Olívia é completamente diferente de Eugênio. Ela
também é pobre, mas enxerga a vida sob uma ótica mais esperançosa. Nutre grande
carinho por Eugênio, e a relação entre os dois é trabalhada com muito cuidado,
de maneira até moderna para alguns. Eles acabam se envolvendo, mas nunca
formalizam um relacionamento, pois há algo entre eles—algo que acredito ser um
muro criado pelo próprio Eugênio.
Devido às dificuldades enfrentadas durante a infância
e juventude, Eugênio deseja uma vida mais confortável e próspera, mas também
acaba acreditando que, por sua origem humilde, não merece certas coisas. Por
muito tempo, pensa que não merece o amor que Olívia lhe oferece, pois, mais uma
vez, os dois são muito diferentes. Em certo momento do romance, eles se separam
quando Olívia decide ir para Nova Itália, no interior do Rio Grande do Sul,
ajudar um amigo médico em sua nova clínica. Nesse período, surge na vida do
protagonista a personagem Eunice, por quem Eugênio se encanta devido ao luxo e
conforto que ela possui. À primeira vista, os dois se estranham, mas logo
começam a se relacionar, e Eugênio chega a acreditar que realmente está
apaixonado por ela. Eles se casam, mas, pouco depois, ele percebe que sua
decisão foi motivada pelo status, e não pelos sentimentos.

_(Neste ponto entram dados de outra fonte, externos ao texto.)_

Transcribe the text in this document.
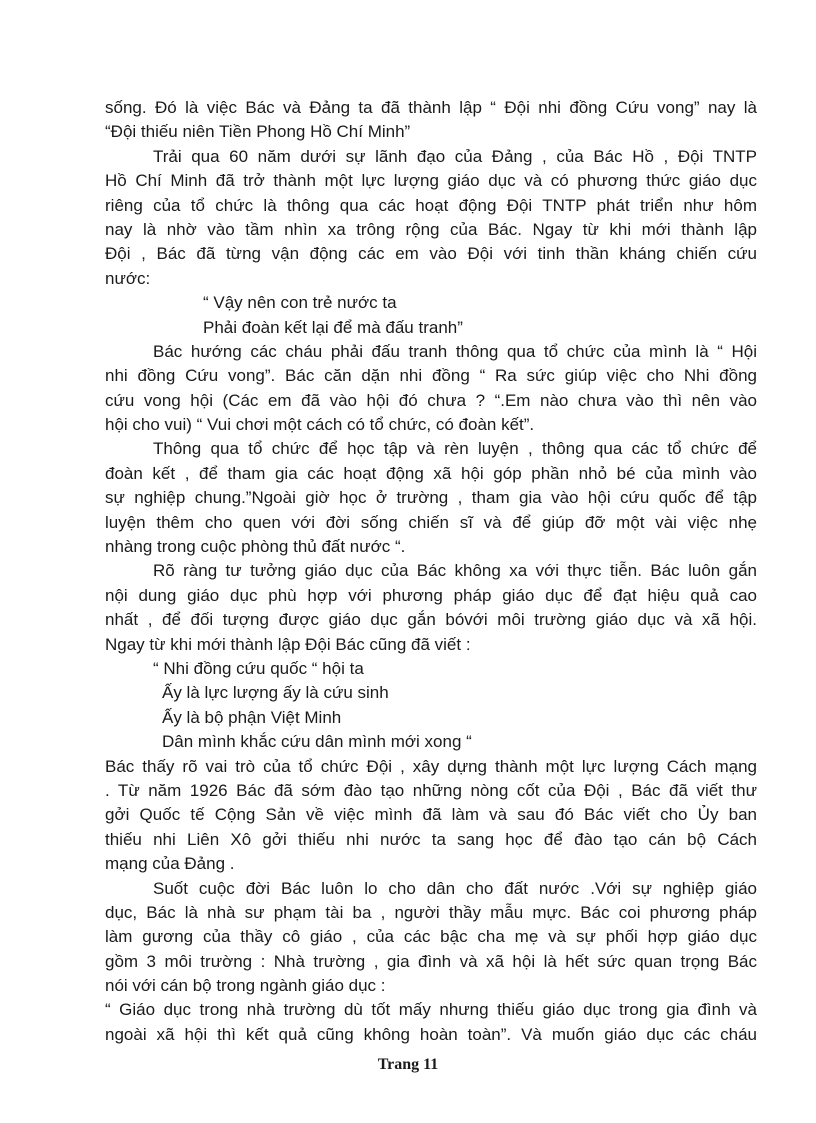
sống. Đó là việc Bác và Đảng ta đã thành lập “ Đội nhi đồng Cứu vong” nay là
“Đội thiếu niên Tiền Phong Hồ Chí Minh”
Trải qua 60 năm dưới sự lãnh đạo của Đảng , của Bác Hồ , Đội TNTP
Hồ Chí Minh đã trở thành một lực lượng giáo dục và có phương thức giáo dục
riêng của tổ chức là thông qua các hoạt động Đội TNTP phát triển như hôm
nay là nhờ vào tầm nhìn xa trông rộng của Bác. Ngay từ khi mới thành lập
Đội , Bác đã từng vận động các em vào Đội với tinh thần kháng chiến cứu
nước:
“ Vậy nên con trẻ nước ta
Phải đoàn kết lại để mà đấu tranh”
Bác hướng các cháu phải đấu tranh thông qua tổ chức của mình là “ Hội
nhi đồng Cứu vong”. Bác căn dặn nhi đồng “ Ra sức giúp việc cho Nhi đồng
cứu vong hội (Các em đã vào hội đó chưa ? “.Em nào chưa vào thì nên vào
hội cho vui) “ Vui chơi một cách có tổ chức, có đoàn kết”.
Thông qua tổ chức để học tập và rèn luyện , thông qua các tổ chức để
đoàn kết , để tham gia các hoạt động xã hội góp phần nhỏ bé của mình vào
sự nghiệp chung.”Ngoài giờ học ở trường , tham gia vào hội cứu quốc để tập
luyện thêm cho quen với đời sống chiến sĩ và để giúp đỡ một vài việc nhẹ
nhàng trong cuộc phòng thủ đất nước “.
Rõ ràng tư tưởng giáo dục của Bác không xa với thực tiễn. Bác luôn gắn
nội dung giáo dục phù hợp với phương pháp giáo dục để đạt hiệu quả cao
nhất , để đối tượng được giáo dục gắn bóvới môi trường giáo dục và xã hội.
Ngay từ khi mới thành lập Đội Bác cũng đã viết :
“ Nhi đồng cứu quốc “ hội ta
Ấy là lực lượng ấy là cứu sinh
Ấy là bộ phận Việt Minh
Dân mình khắc cứu dân mình mới xong “
Bác thấy rõ vai trò của tổ chức Đội , xây dựng thành một lực lượng Cách mạng
. Từ năm 1926 Bác đã sớm đào tạo những nòng cốt của Đội , Bác đã viết thư
gởi Quốc tế Cộng Sản về việc mình đã làm và sau đó Bác viết cho Ủy ban
thiếu nhi Liên Xô gởi thiếu nhi nước ta sang học để đào tạo cán bộ Cách
mạng của Đảng .
Suốt cuộc đời Bác luôn lo cho dân cho đất nước .Với sự nghiệp giáo
dục, Bác là nhà sư phạm tài ba , người thầy mẫu mực. Bác coi phương pháp
làm gương của thầy cô giáo , của các bậc cha mẹ và sự phối hợp giáo dục
gồm 3 môi trường : Nhà trường , gia đình và xã hội là hết sức quan trọng Bác
nói với cán bộ trong ngành giáo dục :
“ Giáo dục trong nhà trường dù tốt mấy nhưng thiếu giáo dục trong gia đình và
ngoài xã hội thì kết quả cũng không hoàn toàn”. Và muốn giáo dục các cháu
Trang 11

O livro é dividido em duas partes. A primeira foca no
passado de Eugênio e no momento mais atual em que a história se passa. A
narrativa me surpreendeu, pois adota um recurso comum na literatura
contemporânea: alternar entre passado e presente para construir o protagonista.
Buscando referências sobre o livro, vi um vídeo que descrevia essa primeira
parte como um romance psicológico, pois se preocupa em expor a complexidade do
protagonista, e realmente isso acontece. Nesse trecho da obra, acompanhamos os
fatores que levaram Eugênio a fazer certas escolhas, além da dualidade entre
ele e Olívia.
Na segunda parte, a narrativa torna-se mais calma e
menos frenética, e passamos a acompanhar a mudança de pensamento de Eugênio,
influenciada por Olívia. Agora, um momento de spoiler—que, na verdade, nem é
spoiler—já que, desde o primeiro capítulo, sabemos que Olívia falece e que os
dois tiveram uma filha, Anamaria. Quando Eugênio percebe que sua vida não é
feliz, que seu casamento foi motivado pelo dinheiro e não por um desejo genuíno
de felicidade, ele se reaproxima de Olívia, e os dois passam a se encontrar com
frequência. É nesse contexto que ele descobre que teve uma filha com ela. Após
perder Olívia—seu grande amor—Eugênio começa a enxergar a vida de outra forma,
repensa seus valores e busca se redimir de seus inúmeros erros.
Na minha reflexão pessoal sobre esta obra, há muitas
mensagens que podem ser absorvidas pelo leitor. Tudo depende do momento de vida
dessa pessoa e do contexto em que o mundo está inserido. Para mim, *Olhai os
Lírios do Campo* reforça a ideia de confiar em nós mesmos, no nosso trabalho e
no futuro. Considerando seu contexto histórico—o surgimento do nazismo e do
fascismo—o livro propõe uma alternativa a pensamentos extremistas por meio da
tolerância e da educação. Mas, além disso, ele também aborda como a preocupação
excessiva com o futuro pode criar um véu sobre nossos olhos.
Claro que a mensagem final depende muito da forma como
cada leitor interpreta a obra. Para mim, fica essa reflexão.